São Paulo deve ampliar orçamento mínimo para Educação para 30%

Secretário municipal afirmou que governo encaminhará à Câmara, ainda este ano, projeto que prevê maior fatia do orçamento

iG São Paulo |

O secretário municipal de Educação de São Paulo, Alexandre Schneider, afirmou nesta sexta-feira que a cidade de São Paulo voltará a investir pelo menos 30% do orçamento em Educação. Atualmente, a capital paulista atende apenas ao mínimo previsto pela Constituição Nacional, de 25%.

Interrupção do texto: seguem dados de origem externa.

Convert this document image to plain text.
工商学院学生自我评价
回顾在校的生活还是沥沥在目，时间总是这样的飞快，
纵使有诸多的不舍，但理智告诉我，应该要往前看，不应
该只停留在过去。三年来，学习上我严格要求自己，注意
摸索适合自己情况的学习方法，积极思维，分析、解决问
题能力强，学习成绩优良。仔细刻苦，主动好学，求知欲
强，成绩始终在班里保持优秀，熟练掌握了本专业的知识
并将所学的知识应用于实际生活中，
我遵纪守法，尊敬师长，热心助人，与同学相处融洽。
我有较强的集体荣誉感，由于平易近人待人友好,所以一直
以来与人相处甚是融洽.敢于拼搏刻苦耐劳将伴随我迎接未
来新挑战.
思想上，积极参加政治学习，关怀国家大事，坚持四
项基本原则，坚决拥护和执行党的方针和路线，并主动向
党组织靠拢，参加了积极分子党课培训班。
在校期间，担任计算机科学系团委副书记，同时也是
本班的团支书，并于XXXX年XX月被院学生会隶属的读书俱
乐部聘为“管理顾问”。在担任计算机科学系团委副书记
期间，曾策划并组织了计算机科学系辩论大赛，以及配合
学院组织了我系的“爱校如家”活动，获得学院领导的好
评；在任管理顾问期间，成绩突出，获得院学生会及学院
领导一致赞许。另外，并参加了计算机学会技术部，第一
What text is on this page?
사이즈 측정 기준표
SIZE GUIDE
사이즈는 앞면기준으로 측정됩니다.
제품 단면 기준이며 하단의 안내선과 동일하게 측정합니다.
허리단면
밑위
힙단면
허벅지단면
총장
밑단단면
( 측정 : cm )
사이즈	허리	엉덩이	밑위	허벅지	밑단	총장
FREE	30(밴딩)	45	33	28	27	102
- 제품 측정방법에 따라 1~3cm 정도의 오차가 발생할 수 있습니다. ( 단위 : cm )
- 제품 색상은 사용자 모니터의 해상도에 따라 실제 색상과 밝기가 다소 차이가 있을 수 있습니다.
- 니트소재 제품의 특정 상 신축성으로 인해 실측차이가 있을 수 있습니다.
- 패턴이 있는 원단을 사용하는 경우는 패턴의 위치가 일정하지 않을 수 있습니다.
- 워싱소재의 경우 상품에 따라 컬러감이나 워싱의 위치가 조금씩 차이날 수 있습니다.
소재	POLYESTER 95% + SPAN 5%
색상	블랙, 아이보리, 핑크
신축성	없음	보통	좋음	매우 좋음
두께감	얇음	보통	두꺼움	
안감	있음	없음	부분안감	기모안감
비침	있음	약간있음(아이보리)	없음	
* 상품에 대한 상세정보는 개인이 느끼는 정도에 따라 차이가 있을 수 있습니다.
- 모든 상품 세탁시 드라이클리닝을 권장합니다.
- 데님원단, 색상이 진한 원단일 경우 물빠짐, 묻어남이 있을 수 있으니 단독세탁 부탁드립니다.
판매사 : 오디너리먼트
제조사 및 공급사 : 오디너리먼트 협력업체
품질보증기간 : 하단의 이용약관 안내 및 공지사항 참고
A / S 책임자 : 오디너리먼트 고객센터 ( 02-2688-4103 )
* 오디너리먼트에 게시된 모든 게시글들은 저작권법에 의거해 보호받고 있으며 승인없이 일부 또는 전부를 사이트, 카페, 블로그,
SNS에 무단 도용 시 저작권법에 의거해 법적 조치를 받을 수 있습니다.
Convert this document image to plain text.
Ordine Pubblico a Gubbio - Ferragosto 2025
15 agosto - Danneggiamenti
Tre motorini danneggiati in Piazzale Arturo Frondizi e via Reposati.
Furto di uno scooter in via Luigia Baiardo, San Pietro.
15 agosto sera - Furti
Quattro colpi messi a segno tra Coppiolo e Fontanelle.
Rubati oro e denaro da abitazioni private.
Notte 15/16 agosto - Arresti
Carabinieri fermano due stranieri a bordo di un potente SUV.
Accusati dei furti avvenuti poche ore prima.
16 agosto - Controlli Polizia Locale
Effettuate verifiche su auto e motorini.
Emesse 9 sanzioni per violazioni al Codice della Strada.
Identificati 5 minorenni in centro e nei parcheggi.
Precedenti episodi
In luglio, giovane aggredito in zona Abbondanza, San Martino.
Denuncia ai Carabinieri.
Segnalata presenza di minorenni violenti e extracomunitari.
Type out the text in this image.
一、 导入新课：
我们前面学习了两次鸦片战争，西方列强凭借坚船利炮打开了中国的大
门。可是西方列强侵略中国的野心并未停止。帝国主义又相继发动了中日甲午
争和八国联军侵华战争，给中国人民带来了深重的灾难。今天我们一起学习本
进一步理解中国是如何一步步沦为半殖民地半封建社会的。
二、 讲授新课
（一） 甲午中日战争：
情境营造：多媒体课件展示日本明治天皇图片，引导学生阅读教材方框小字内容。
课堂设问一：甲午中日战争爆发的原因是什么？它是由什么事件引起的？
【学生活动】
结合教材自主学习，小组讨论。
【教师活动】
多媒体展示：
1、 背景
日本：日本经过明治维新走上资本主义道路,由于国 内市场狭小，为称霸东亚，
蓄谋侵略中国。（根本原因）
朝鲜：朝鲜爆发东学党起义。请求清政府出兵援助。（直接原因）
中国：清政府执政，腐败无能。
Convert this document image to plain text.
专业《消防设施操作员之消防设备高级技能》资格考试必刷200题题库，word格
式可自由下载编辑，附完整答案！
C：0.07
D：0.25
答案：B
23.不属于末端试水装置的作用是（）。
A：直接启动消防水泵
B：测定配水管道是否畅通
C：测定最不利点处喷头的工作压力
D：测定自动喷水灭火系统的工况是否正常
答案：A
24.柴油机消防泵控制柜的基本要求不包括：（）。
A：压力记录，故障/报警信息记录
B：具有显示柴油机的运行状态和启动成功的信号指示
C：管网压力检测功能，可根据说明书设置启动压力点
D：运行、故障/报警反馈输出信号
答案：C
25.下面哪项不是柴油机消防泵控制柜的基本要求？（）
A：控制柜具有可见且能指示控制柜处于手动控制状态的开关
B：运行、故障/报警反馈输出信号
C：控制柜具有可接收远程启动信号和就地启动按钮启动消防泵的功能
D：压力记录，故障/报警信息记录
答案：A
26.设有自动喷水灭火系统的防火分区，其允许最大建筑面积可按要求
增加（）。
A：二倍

Em reunião na Assembleia Legislativa para debater o Plano Nacional de Educação , Schneider defendeu que o investimento no setor deve ser maior e disse que o custo aluno da cidade é de quase R$ 13 mil por ano, quatro vezes o que é repassado pelo governo federal. “Para isso, estamos estudando uma forma de São Paulo voltar a ter 30% do orçamento para Educação”, diz.

Durante o governo da ex-prefeita Luiza Erundina (1989-1992), a cidade decretou que a Educação teria uma fatia de 30% do orçamento, mas durante a gestão Marta Suplicy (2001-2004) foi feita uma alteração que fez o mínimo voltar a um quarto: o orçamento da pasta passou a ser de 31%, porém apenas 25% eram exclusivos para educação, os 6% restantes seriam para projetos sociais e de inclusão. “Quase tudo se encaixa nisso”, afirma Schneider.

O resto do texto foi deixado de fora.